Josh BasileMost disabled people have heard of the Medicaid Buy-In program, but they don’t know how to enroll, stay enrolled or capitalize on the financial freedom the program can bring.

As a C4-5 quadriplegic and full-time medical malpractice attorney, I rely heavily on my state’s Medicaid Buy-In program so I can simultaneously work and maintain my healthcare benefits. Medicaid Buy-In allows employed workers with disabilities to keep our benefits while earning above a particular state’s Medicaid income limits. Considering that these limits are low no matter where we live, Buy-In programs are often the best way for us to earn a living wage without losing needed medical coverage.

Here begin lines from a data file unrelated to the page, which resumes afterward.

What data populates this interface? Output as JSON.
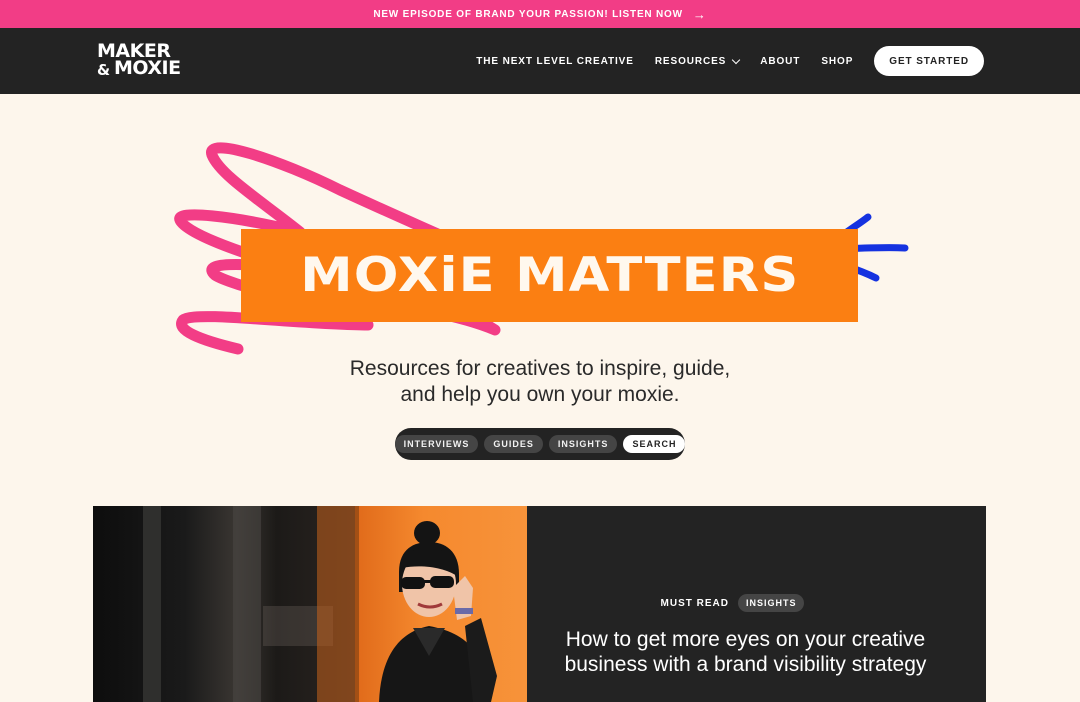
{
  "announcement": {
    "text": "NEW EPISODE OF BRAND YOUR PASSION! LISTEN NOW",
    "arrow": "→",
    "color": "#f23d86"
  },
  "header": {
    "logo": {
      "line1": "MAKER",
      "amp": "&",
      "line2": "MOXIE"
    },
    "nav": [
      {
        "label": "THE NEXT LEVEL CREATIVE"
      },
      {
        "label": "RESOURCES",
        "icon": "chevron-down-icon"
      },
      {
        "label": "ABOUT"
      },
      {
        "label": "SHOP"
      }
    ],
    "cta": "GET STARTED",
    "background": "#232323"
  },
  "hero": {
    "title": "MOXiE MATTERS",
    "title_bg": "#fb7f12",
    "scribble_color": "#f23d86",
    "accent_color": "#1532e0",
    "subtitle_line1": "Resources for creatives to inspire, guide,",
    "subtitle_line2": "and help you own your moxie.",
    "filters": [
      {
        "label": "INTERVIEWS",
        "active": false
      },
      {
        "label": "GUIDES",
        "active": false
      },
      {
        "label": "INSIGHTS",
        "active": false
      },
      {
        "label": "SEARCH",
        "active": true
      }
    ]
  },
  "featured": {
    "label": "MUST READ",
    "tag": "INSIGHTS",
    "headline_line1": "How to get more eyes on your creative",
    "headline_line2": "business with a brand visibility strategy"
  }
}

In the late 1990s, Congress passed two laws that allow states to create their own Medicaid Buy-In programs. States can choose limits on an enrollee’s age (typically 16 to 64), how much they can earn (income) and save (assets), whether or not their spouse’s income and assets are counted, and the amount they pay in monthly program premiums.

Below are answers to five frequently asked questions about Medicaid Buy-In.

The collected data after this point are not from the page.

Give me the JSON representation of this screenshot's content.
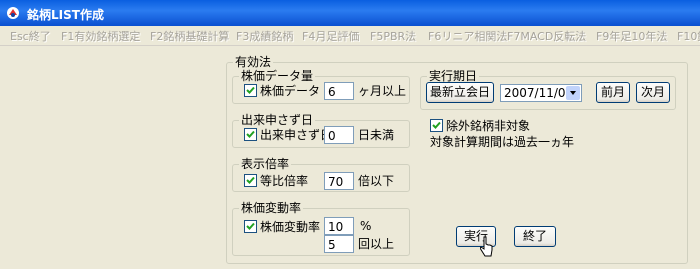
{
  "window": {
    "title": "銘柄LIST作成"
  },
  "menu": [
    "Esc終了",
    "F1有効銘柄選定",
    "F2銘柄基礎計算",
    "F3成績銘柄",
    "F4月足評価",
    "F5PBR法",
    "F6リニア相関法",
    "F7MACD反転法",
    "F9年足10年法",
    "F10銘"
  ],
  "main_group": {
    "legend": "有効法"
  },
  "price_data": {
    "legend": "株価データ量",
    "check_label": "株価データ",
    "checked": true,
    "value": "6",
    "unit": "ヶ月以上"
  },
  "no_trade": {
    "legend": "出来申さず日",
    "check_label": "出来申さず日",
    "checked": true,
    "value": "0",
    "unit": "日未満"
  },
  "display_ratio": {
    "legend": "表示倍率",
    "check_label": "等比倍率",
    "checked": true,
    "value": "70",
    "unit": "倍以下"
  },
  "volatility": {
    "legend": "株価変動率",
    "check_label": "株価変動率",
    "checked": true,
    "value": "10",
    "unit": "%",
    "count_value": "5",
    "count_unit": "回以上"
  },
  "exec_period": {
    "legend": "実行期日",
    "latest_button": "最新立会日",
    "date": "2007/11/02",
    "prev_button": "前月",
    "next_button": "次月"
  },
  "exclude": {
    "check_label": "除外銘柄非対象",
    "checked": true,
    "note": "対象計算期間は過去一ヵ年"
  },
  "actions": {
    "run": "実行",
    "quit": "終了"
  }
}
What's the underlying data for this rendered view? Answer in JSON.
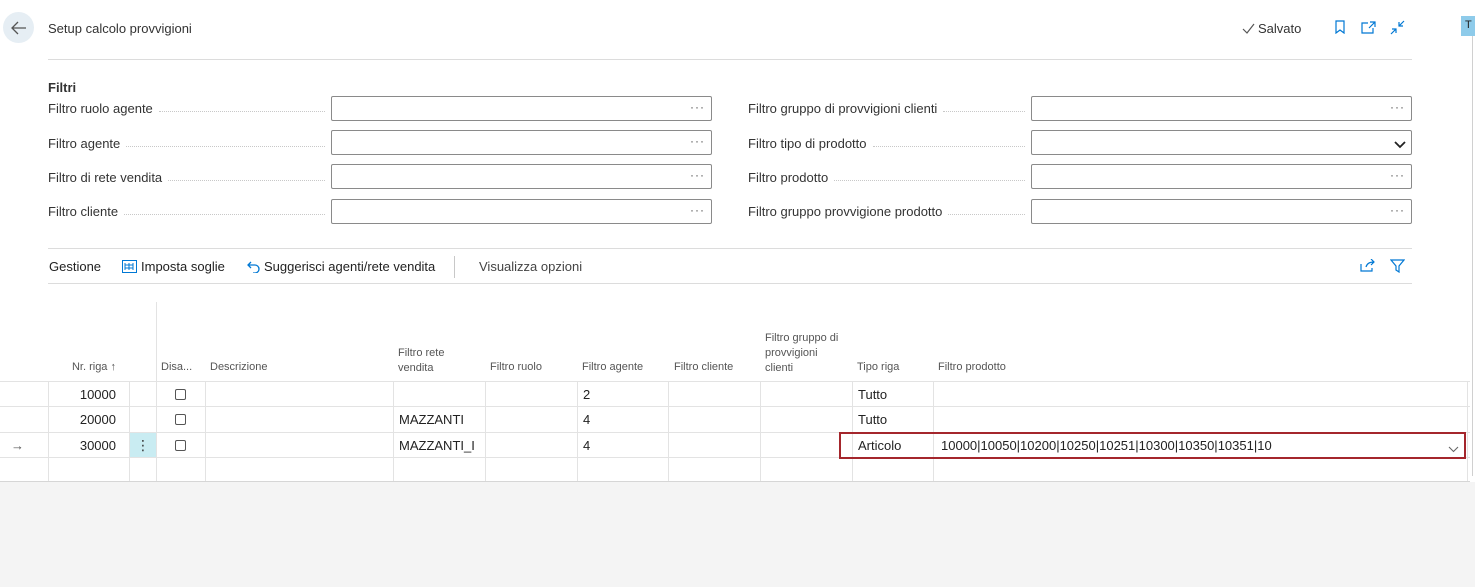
{
  "header": {
    "title": "Setup calcolo provvigioni",
    "saved_label": "Salvato",
    "corner_tab": "T"
  },
  "filters": {
    "section_title": "Filtri",
    "left": [
      {
        "label": "Filtro ruolo agente",
        "value": "",
        "control": "lookup"
      },
      {
        "label": "Filtro agente",
        "value": "",
        "control": "lookup"
      },
      {
        "label": "Filtro di rete vendita",
        "value": "",
        "control": "lookup"
      },
      {
        "label": "Filtro cliente",
        "value": "",
        "control": "lookup"
      }
    ],
    "right": [
      {
        "label": "Filtro gruppo di provvigioni clienti",
        "value": "",
        "control": "lookup"
      },
      {
        "label": "Filtro tipo di prodotto",
        "value": "",
        "control": "dropdown"
      },
      {
        "label": "Filtro prodotto",
        "value": "",
        "control": "lookup"
      },
      {
        "label": "Filtro gruppo provvigione prodotto",
        "value": "",
        "control": "lookup"
      }
    ]
  },
  "actions": {
    "gestione": "Gestione",
    "imposta_soglie": "Imposta soglie",
    "suggerisci": "Suggerisci agenti/rete vendita",
    "visualizza_opzioni": "Visualizza opzioni"
  },
  "grid": {
    "columns": {
      "nr_riga": "Nr. riga",
      "disabilitato": "Disa...",
      "descrizione": "Descrizione",
      "filtro_rete_vendita": "Filtro rete vendita",
      "filtro_ruolo": "Filtro ruolo",
      "filtro_agente": "Filtro agente",
      "filtro_cliente": "Filtro cliente",
      "filtro_gruppo_provvigioni_clienti": "Filtro gruppo di provvigioni clienti",
      "tipo_riga": "Tipo riga",
      "filtro_prodotto": "Filtro prodotto"
    },
    "sort_indicator": "↑",
    "rows": [
      {
        "nr_riga": "10000",
        "disabilitato": false,
        "descrizione": "",
        "filtro_rete_vendita": "",
        "filtro_ruolo": "",
        "filtro_agente": "2",
        "filtro_cliente": "",
        "filtro_gruppo": "",
        "tipo_riga": "Tutto",
        "filtro_prodotto": ""
      },
      {
        "nr_riga": "20000",
        "disabilitato": false,
        "descrizione": "",
        "filtro_rete_vendita": "MAZZANTI",
        "filtro_ruolo": "",
        "filtro_agente": "4",
        "filtro_cliente": "",
        "filtro_gruppo": "",
        "tipo_riga": "Tutto",
        "filtro_prodotto": ""
      },
      {
        "nr_riga": "30000",
        "disabilitato": false,
        "descrizione": "",
        "filtro_rete_vendita": "MAZZANTI_I",
        "filtro_ruolo": "",
        "filtro_agente": "4",
        "filtro_cliente": "",
        "filtro_gruppo": "",
        "tipo_riga": "Articolo",
        "filtro_prodotto": "10000|10050|10200|10250|10251|10300|10350|10351|10"
      }
    ],
    "current_row_marker": "→",
    "row_menu_icon": "⋮"
  },
  "colors": {
    "accent": "#0078d4",
    "highlight_border": "#a4262c",
    "row_menu_bg": "#c9ecf2"
  }
}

1. How do I know if I’m eligible?

First, your state must have its own Medicaid Buy-In program. As of 2020, the only ones that don’t are Alabama, Florida, Hawaii, Oklahoma and Tennessee. The District of Columbia doesn’t have one either. Then, you must have a qualifying disability that meets Social Security’s definition, such as most spinal cord injuries. Finally, eligibility is determined by whether you meet your state’s unique Medicaid Buy-In rules and requirements.